Santa Cruz de Tenerife

Investigan al Cabildo y a tres técnicos por el cierre de la piscifactoría de Aguamansa

Santa Cruz de Tenerife, Europa Press
18/oct/17 16:31 PM
eldia.es

El Juzgado de Primera Instancia e Instrucción Número 1 de La Orotava ha citado a declarar en calidad de investigados por un presunto delito contra la salud pública al Cabildo de Tenerife y a tres técnicos insulares, a raíz del cierre de la piscifactoría de Aguamansa, el próximo 29 de noviembre a las 09.30 horas.

Así lo recoge un auto judicial hecho público este miércoles en el que también se cita en calidad de testigos a los agentes del Seprona que incoaron el primer atestado el pasado 23 de septiembre, al inspector del área de la Consejería de Sanidad que ordenó la clausura de las instalaciones, a un responsable de Emmasa y al jefe de servicio de Fauna del Cabildo.

Además, el juez ha enviado un oficio al Consejo Insular de Aguas para que responda en un plazo máximo de diez días si la piscifactoría tienbe autorización administrativa para verter aguas; si ha habido alguna inspección; si tiene conocimiento de algún tratamiento para hacerlas aptas al consumo humano, y si ha detectado alguna irregularidad en las analíticas que se realizan a las aguas del Canal del Norte y en caso de ser positivas, si tienen datos de contaminación de heces de peces o medicamentos de uso veterinario.

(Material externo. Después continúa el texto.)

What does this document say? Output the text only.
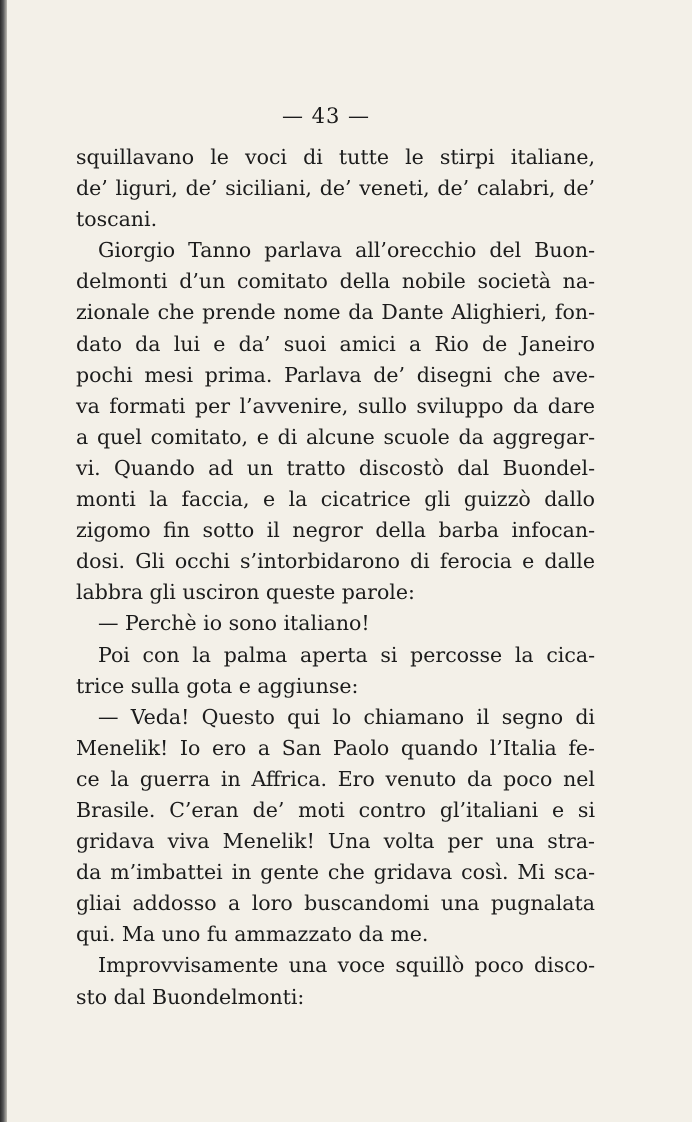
— 43 —
squillavano le voci di tutte le stirpi italiane,
de’ liguri, de’ siciliani, de’ veneti, de’ calabri, de’
toscani.
Giorgio Tanno parlava all’orecchio del Buon-
delmonti d’un comitato della nobile società na-
zionale che prende nome da Dante Alighieri, fon-
dato da lui e da’ suoi amici a Rio de Janeiro
pochi mesi prima. Parlava de’ disegni che ave-
va formati per l’avvenire, sullo sviluppo da dare
a quel comitato, e di alcune scuole da aggregar-
vi. Quando ad un tratto discostò dal Buondel-
monti la faccia, e la cicatrice gli guizzò dallo
zigomo fin sotto il negror della barba infocan-
dosi. Gli occhi s’intorbidarono di ferocia e dalle
labbra gli usciron queste parole:
— Perchè io sono italiano!
Poi con la palma aperta si percosse la cica-
trice sulla gota e aggiunse:
— Veda! Questo qui lo chiamano il segno di
Menelik! Io ero a San Paolo quando l’Italia fe-
ce la guerra in Affrica. Ero venuto da poco nel
Brasile. C’eran de’ moti contro gl’italiani e si
gridava viva Menelik! Una volta per una stra-
da m’imbattei in gente che gridava così. Mi sca-
gliai addosso a loro buscandomi una pugnalata
qui. Ma uno fu ammazzato da me.
Improvvisamente una voce squillò poco disco-
sto dal Buondelmonti:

También solicita al Instituto Nacional de Toxicología y Ciencias Forenses los resultados de las muestras tomadas por la Guardia Civil, y al Cabildo, toda la documentación de la piscifactoría y si ha recibido alguna subvención del programa de pesca Poseican.

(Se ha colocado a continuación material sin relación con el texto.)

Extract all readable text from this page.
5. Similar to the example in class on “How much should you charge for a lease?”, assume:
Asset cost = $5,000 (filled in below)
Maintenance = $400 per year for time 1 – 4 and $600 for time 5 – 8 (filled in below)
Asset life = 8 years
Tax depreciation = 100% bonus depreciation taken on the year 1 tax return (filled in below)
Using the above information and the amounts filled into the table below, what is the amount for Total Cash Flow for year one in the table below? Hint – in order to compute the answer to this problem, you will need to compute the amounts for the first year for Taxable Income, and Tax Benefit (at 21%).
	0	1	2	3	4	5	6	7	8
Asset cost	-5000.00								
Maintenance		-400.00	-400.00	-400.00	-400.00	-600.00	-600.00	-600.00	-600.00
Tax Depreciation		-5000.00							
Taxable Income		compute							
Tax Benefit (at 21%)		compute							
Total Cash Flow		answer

A la empresa Skretting España, el juzgado le reclama datos sobre la venta de piensos medicamentosos al Servicio Técnico Forestal del Cabildo, y a la Dirección General de Justicia, que nombre un perito para determinar la cantidad de pienso suministrada a las truchas, el grado de toxicidad y el perjuicio para la salud.

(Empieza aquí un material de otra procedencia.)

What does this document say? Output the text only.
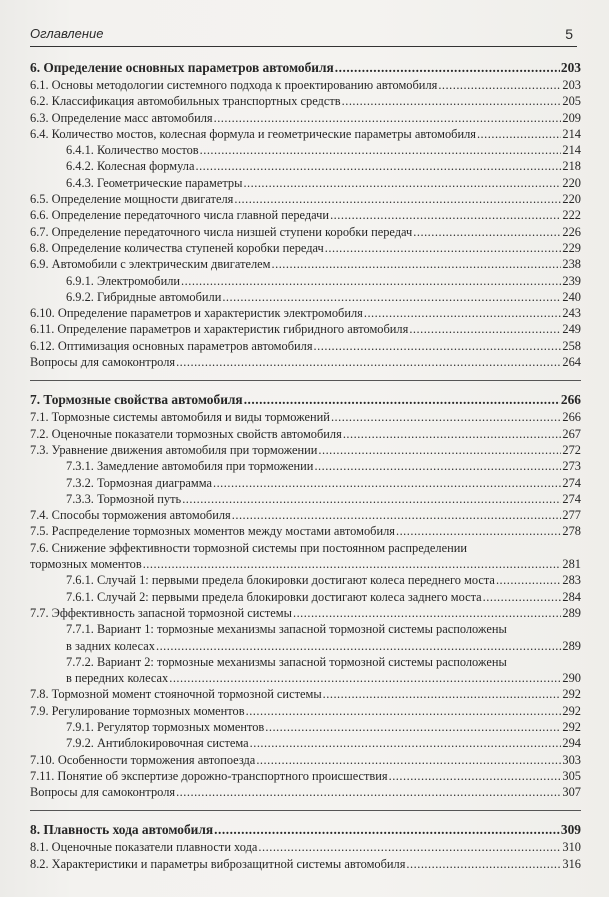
Оглавление	5
6. Определение основных параметров автомобиля .....	203
6.1. Основы методологии системного подхода к проектированию автомобиля .....	203
6.2. Классификация автомобильных транспортных средств .....	205
6.3. Определение масс автомобиля .....	209
6.4. Количество мостов, колесная формула и геометрические параметры автомобиля .....	214
6.4.1. Количество мостов .....	214
6.4.2. Колесная формула .....	218
6.4.3. Геометрические параметры .....	220
6.5. Определение мощности двигателя .....	220
6.6. Определение передаточного числа главной передачи .....	222
6.7. Определение передаточного числа низшей ступени коробки передач .....	226
6.8. Определение количества ступеней коробки передач .....	229
6.9. Автомобили с электрическим двигателем .....	238
6.9.1. Электромобили .....	239
6.9.2. Гибридные автомобили .....	240
6.10. Определение параметров и характеристик электромобиля .....	243
6.11. Определение параметров и характеристик гибридного автомобиля .....	249
6.12. Оптимизация основных параметров автомобиля .....	258
Вопросы для самоконтроля .....	264
7. Тормозные свойства автомобиля .....	266
7.1. Тормозные системы автомобиля и виды торможений .....	266
7.2. Оценочные показатели тормозных свойств автомобиля .....	267
7.3. Уравнение движения автомобиля при торможении .....	272
7.3.1. Замедление автомобиля при торможении .....	273
7.3.2. Тормозная диаграмма .....	274
7.3.3. Тормозной путь .....	274
7.4. Способы торможения автомобиля .....	277
7.5. Распределение тормозных моментов между мостами автомобиля .....	278
7.6. Снижение эффективности тормозной системы при постоянном распределении
тормозных моментов .....	281
7.6.1. Случай 1: первыми предела блокировки достигают колеса переднего моста .....	283
7.6.1. Случай 2: первыми предела блокировки достигают колеса заднего моста .....	284
7.7. Эффективность запасной тормозной системы .....	289
7.7.1. Вариант 1: тормозные механизмы запасной тормозной системы расположены
в задних колесах .....	289
7.7.2. Вариант 2: тормозные механизмы запасной тормозной системы расположены
в передних колесах .....	290
7.8. Тормозной момент стояночной тормозной системы .....	292
7.9. Регулирование тормозных моментов .....	292
7.9.1. Регулятор тормозных моментов .....	292
7.9.2. Антиблокировочная система .....	294
7.10. Особенности торможения автопоезда .....	303
7.11. Понятие об экспертизе дорожно-транспортного происшествия .....	305
Вопросы для самоконтроля .....	307
8. Плавность хода автомобиля .....	309
8.1. Оценочные показатели плавности хода .....	310
8.2. Характеристики и параметры виброзащитной системы автомобиля .....	316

El juzgado ha abierto la investigación tras la denuncia formulada por el Seprona, que tras un aviso vecinal, acudió a las instalaciones y observó a operarios del Cabildo vaciando las piscinas con más de 10.000 truchas muertas.

Según recoge el auto, un día antes se ordenó la suspensión cautelar del vertido de agua tras la visita de un inspector del área de Salud de la Consejería de Sanidad, destacando que había dos sacos de pienso medicamentoso que se aplicaron durante los primeros 20 días del pasado mes de julio.

EJEMPLARES VENDIDOS A TRES EUROS EL KILO

El medicamento lleva en su composición florfenicol, un derivado antibiótico que puede tener efectos adversos en el ser humano, si bien no se ha podido determinar si se cumple con el límite máximo de residuos autorizados.

Además, según su informe, la piscifactoría no dispone de registro sobre la naturaleza y origen de los alimentos que suministra a las truchas.

En el auto se constata también que la piscifactoría vendía excedentes de truchas a dos restaurantes de La Orotava a tres euros el kilo --el año pasado se subió el precio a seis euros-- o los regalaba a Cáritas y al centro de Santa Rita en Puerto de la Cruz.

En relación con esas ventas --unos 50.000 ejemplares al año--, el auto recoge que presuntamente no se realizó "ningún tipo de control sanitario veterinario", careciendo de libro de explotación aprobado por autoridad competente y sin poder determinarse si se cumplen los requisitos para la puesta en el mercado de animales de acuicultura.

Fuentes del Cabildo consultadas por Europa Press han señalado que ya han empezado a analizar el auto y sus consecuencias.